Internet Day 2018 held in Hanoi

Released at: 10:53, 06/12/2018

Internet Day 2018 held in Hanoi

Photo: Minh Do

Deputy PM addresses Internet Day conference entitled "Internet and the Digital Economy of Vietnam".

by Minh Do

“The lawsuit between VinaSun and Grab over the past few years was not simply a conflict between a traditional taxi business and a technological taxi company,” Deputy Minister of Information and Communications Nguyen Thanh Hung said at the Internet Day 2018 conference entitled “Internet and the Digital Economy of Vietnam” on December 5 in Hanoi. “It was a collision between traditional business models and new models based on technology. This is testament to the fact that we are still confused about the legal environment, which can be called the ‘rules of play’, in promoting and developing a digital ecosystem in Vietnam.”

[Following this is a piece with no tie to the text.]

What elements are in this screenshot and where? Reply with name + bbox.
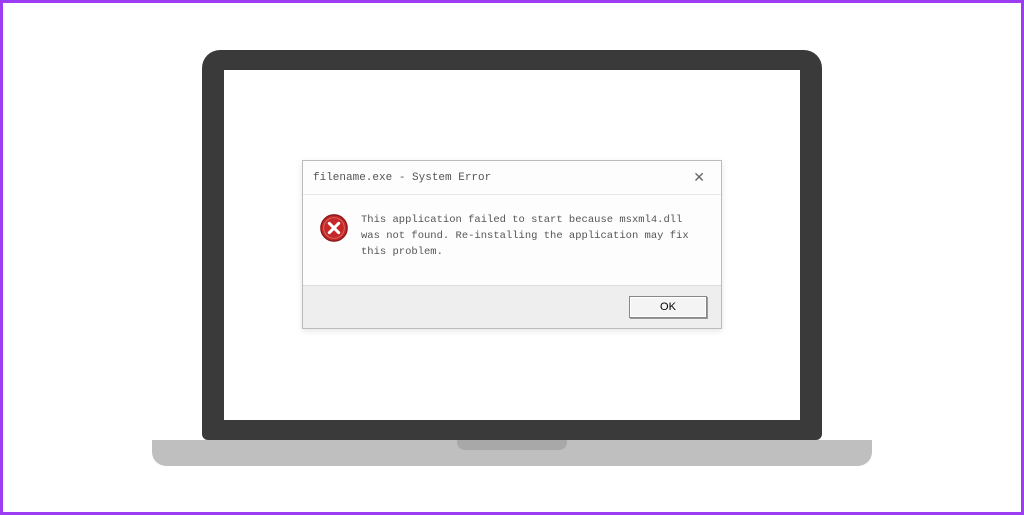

The conference addressed issues relating to what domestic businesses need to do to develop and protect themselves from the wave of integration, as well as the legal framework for the development of digital ecosystems in Vietnam.

Speakers said that Vietnam is promoting a digital shift with the aim of building the ecosystem and the digital economy. The five pillars of this transition include data, connection, human resources, electronic payments, and safety and network security. Enterprises currently have great demand for data collection and processing so the trend towards cloud and the deployment of open source infrastructure to reduce costs is inevitable. In addition to investing in infrastructure development, businesses need to focus on security and privacy protection for customers.

With a population of approximately 95 million people, Vietnam ranks 15th in the world, with an internet use rate of over 60 per cent, Deputy Minister Hung added. It is the 16th country in the world in terms of the number of internet users. One remarkable statistic is that the average internet usage time of Vietnamese people is nearly seven hours per day, proving that Vietnamese people spend considerable time on online activities.

The development of the digital ecosystem serving the Vietnamese people is a long and necessary direction, creating a lot of value for the society and the people, he went on. Vietnamese businesses now have the capacity and desire to own technology, own the domestic market, and even take products to the region if they receive timely support from policies, the market, and users.

He also said that the explosive growth in technology in general and the internet in particular has created new business models. Vietnam has become a destination attracting many foreign technology enterprises to invest in business and transboundary activities. Although management agencies have made efforts to adjust regulations there is a certain lag in policy, as the reality is too fast and policies cannot keep up. This is a common problem not only in Vietnam but also in the world, including in developed countries.

“So how can traditional Vietnamese enterprises survive and compete equally with technology-based service providers?” Mr. Hung asked, answering that there is no way other than developing a fair and equal playing field that all players must adhere to.

Current ecosystems around the world as well as in Vietnam are changing daily and will shift to other forms. There will be factors forcing these types of services to change in order to survive, compete and grow. According to Deputy Minister Hung, there are two main factors in this change: AI and Privacy.

In order to build Vietnam’s digital ecosystem, he affirmed that domestic enterprises still need to play a key role in implementation. Products and services developed by domestic enterprises should meet practical needs, bringing about common benefits to society, and be widely welcomed by the people. Large businesses need to lead the market, creating the foundation for small businesses and innovative entrepreneurs to join and grow together.

“In the time to come, all three sides - governing bodies, associations and enterprises - need to open up, share, exchange and discuss, to complete the mission of serving the country and the Vietnamese people,” he said. “Domestic businesses need to join forces to reach common goals, to think for the common good, which will help us increase our internal capacity.”